27 Şubat 2016

Jean Baudrillard, Siyah Anlar

ile izdihamdergi

Foucault’nun ölümü. İnsanın kendi dehasına duyduğu güveni kaybetmesi. Mutlak referans olmak ölüm tehlikesi getiriyor beraberinde. Her tür cinsel görünümün dışında bağışıklık sistemlerini kaybetmek, diğer sürecin biyolojik çevriyazısı halini alıyor. ”Kendini ölüme terk eden” Barthes’ın da başına aynı şey gelmişti.
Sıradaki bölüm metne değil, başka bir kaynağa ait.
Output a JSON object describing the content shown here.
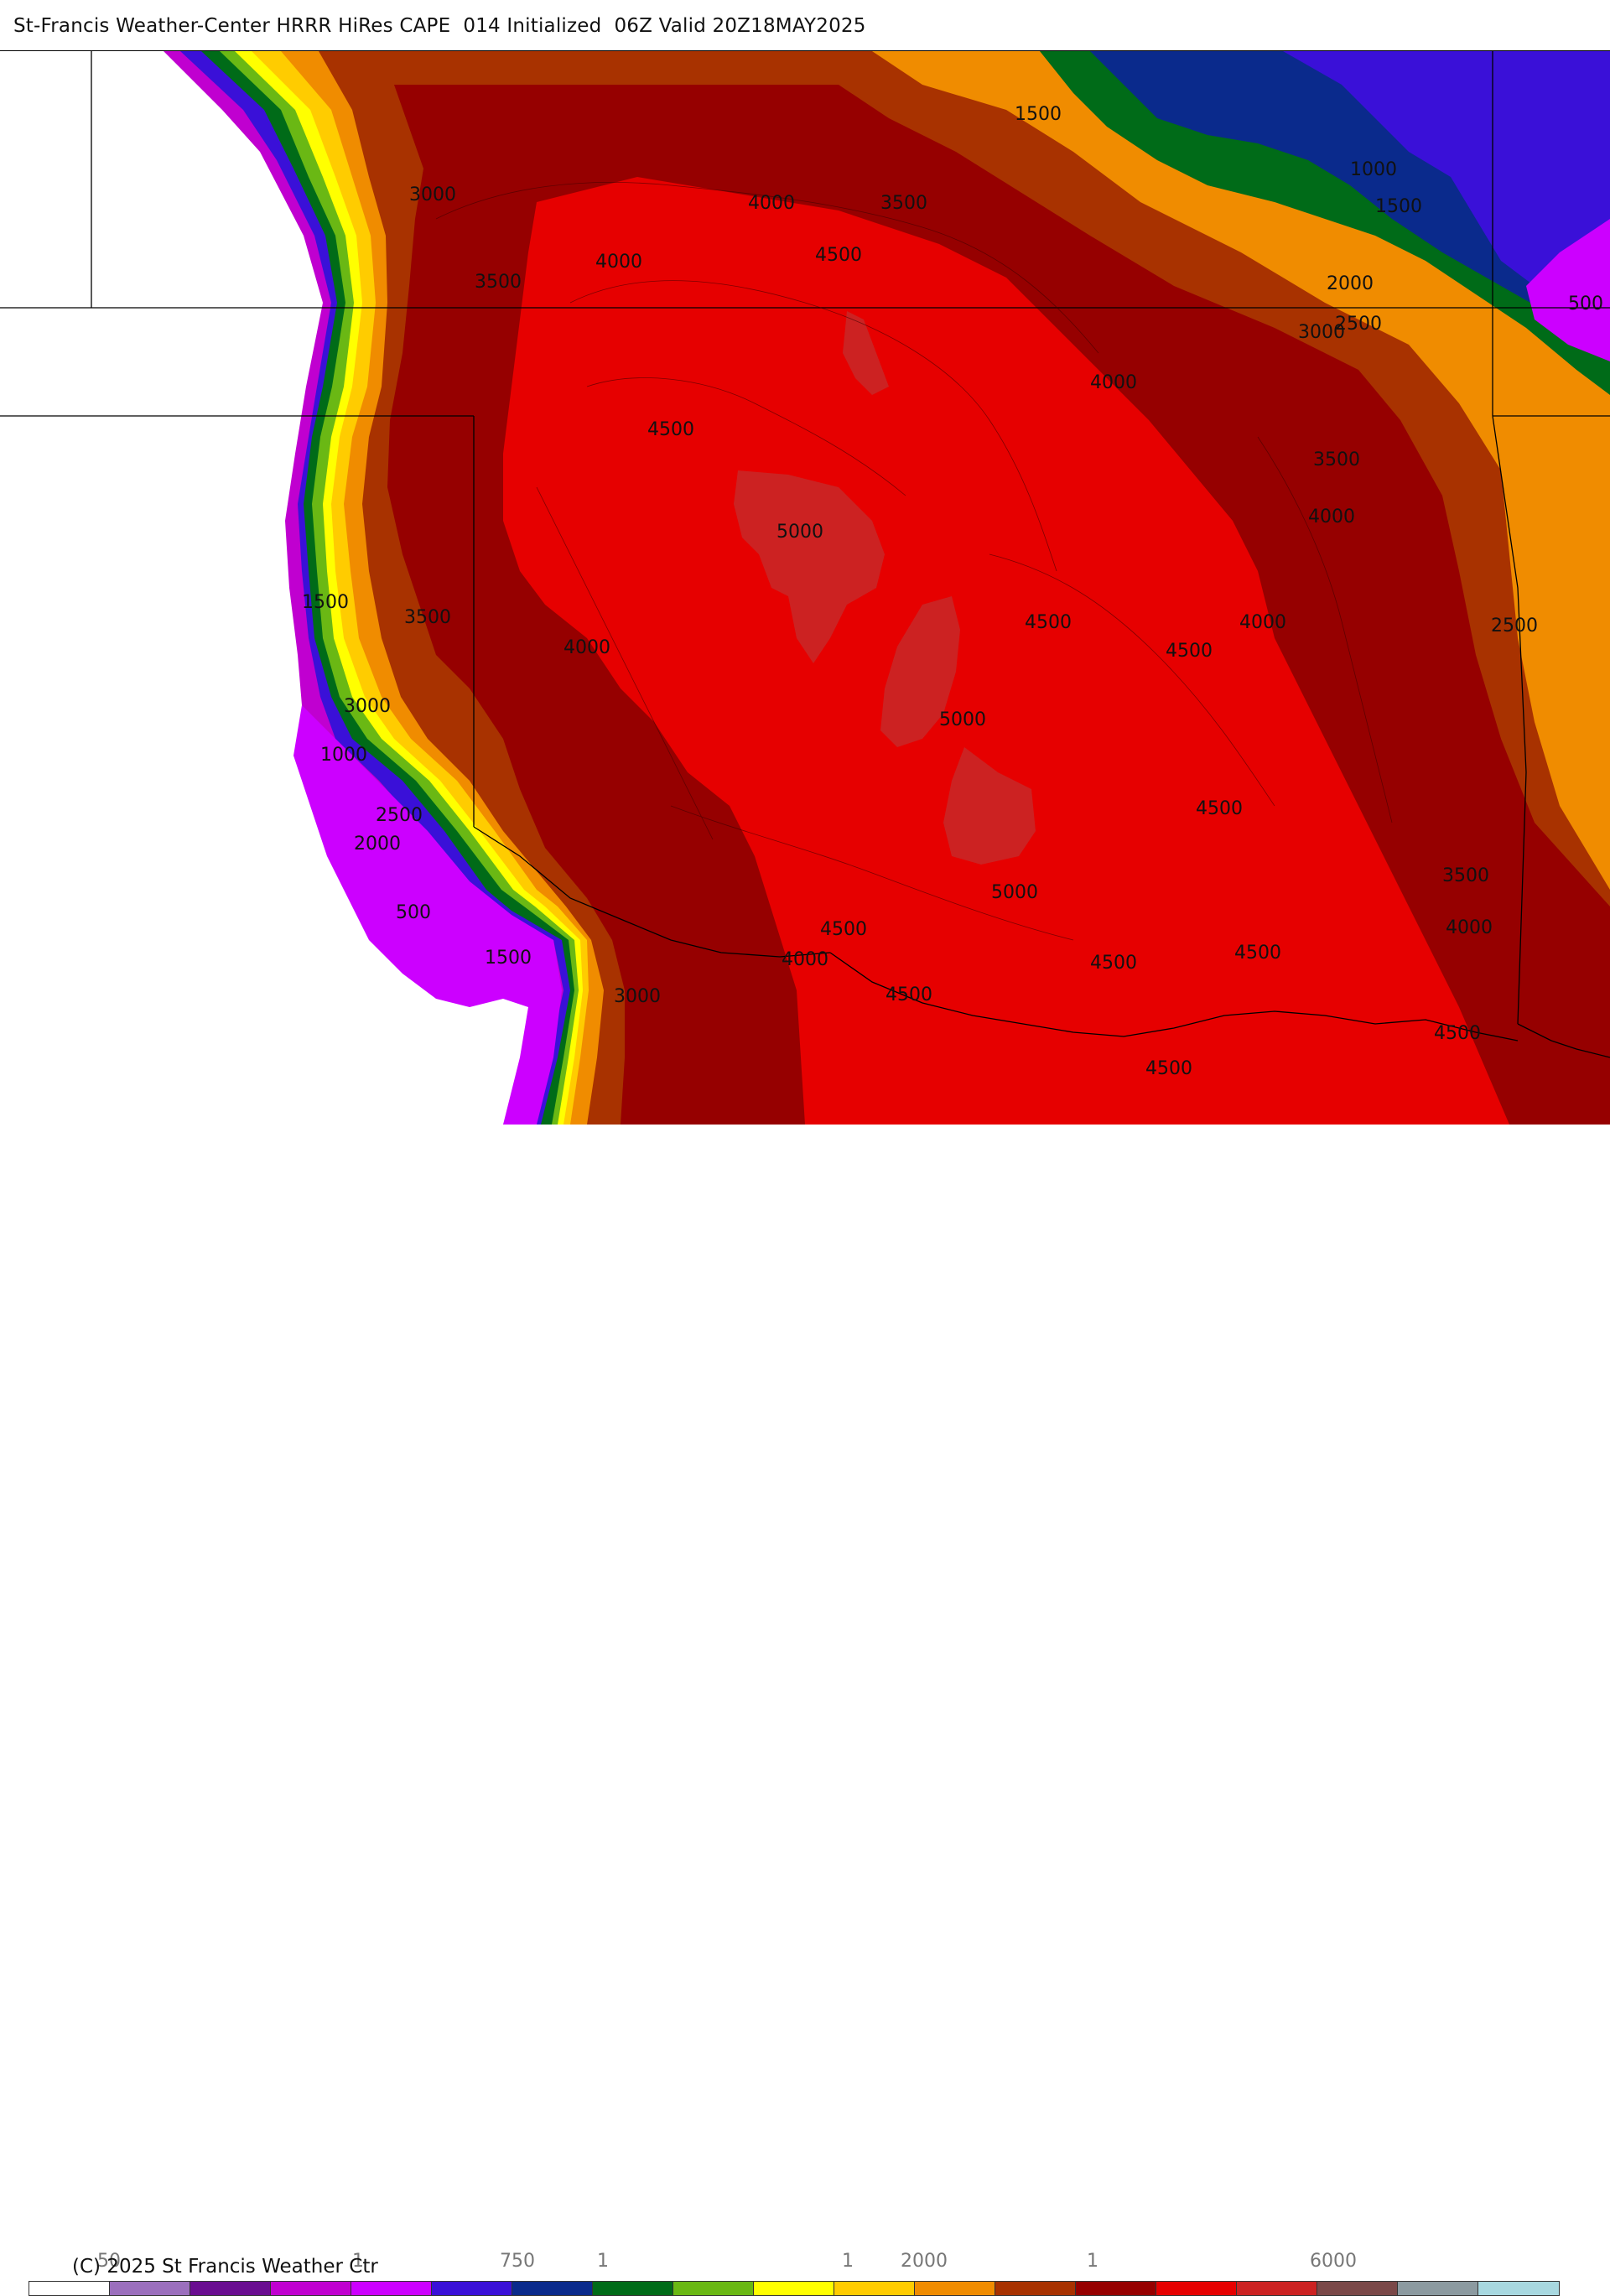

Sartre’ın ölümü görkemliydi. Barthes ve Foucault gizlice ve erken öldüler. Şöhreti neşeyle karşılayan büyük edebiyatçıların ve retorikçilerin çağı geride kaldı. Medya çağının keskin düşünürleri buna tahammül edemiyorlar. Düşüncelerin sonuç yaratmadığı ve olayların çabuk unutulduğu demokratik bir toplumda, tapınma nesnesi olmayı ve iktidarın kullanılmasını göze almak zorlaşıyor. Durumun böyle olması, soyut ve buyurgan kimliği yüzünden seçilmiş bir simanın çevresinde bir tür gönüllü köleliğin billurlaşmasına acillik kazandırıyor -Foucault’nun başına gelen de bu. Ne var ki, saf bir aydına yönelen şöhret, onu yok olmaya da mahkum ediyor. Yapmacık bir biçimde tanrılaştırıldığını düşünen insan, dayanılmaz bir utanç duygusu yaşamaya başlıyor. Vicdani rahatsızlık duygusunu inceleyen Sartre, Foucault’dan çok daha az acı çekiyordu; çünkü Foucault, paradoksal bir biçimde hiç sevilmediğini ve kendisine eziyet edildiğini düşünüyordu. Ona eziyet edenlerse yandaşları ve işgüzar dalkavuklardı; onu, kendisiyle ilgili en berbat duygularına kadar soyup soğana çevirdiler; için için onları kendine yakıştırmıyordu kuşkusuz (en azından, yakıştırmadığı umulur). Foucault’yu unutmak ona hizmet etmekti, pohpohlamak ise ona zarar veriyordu.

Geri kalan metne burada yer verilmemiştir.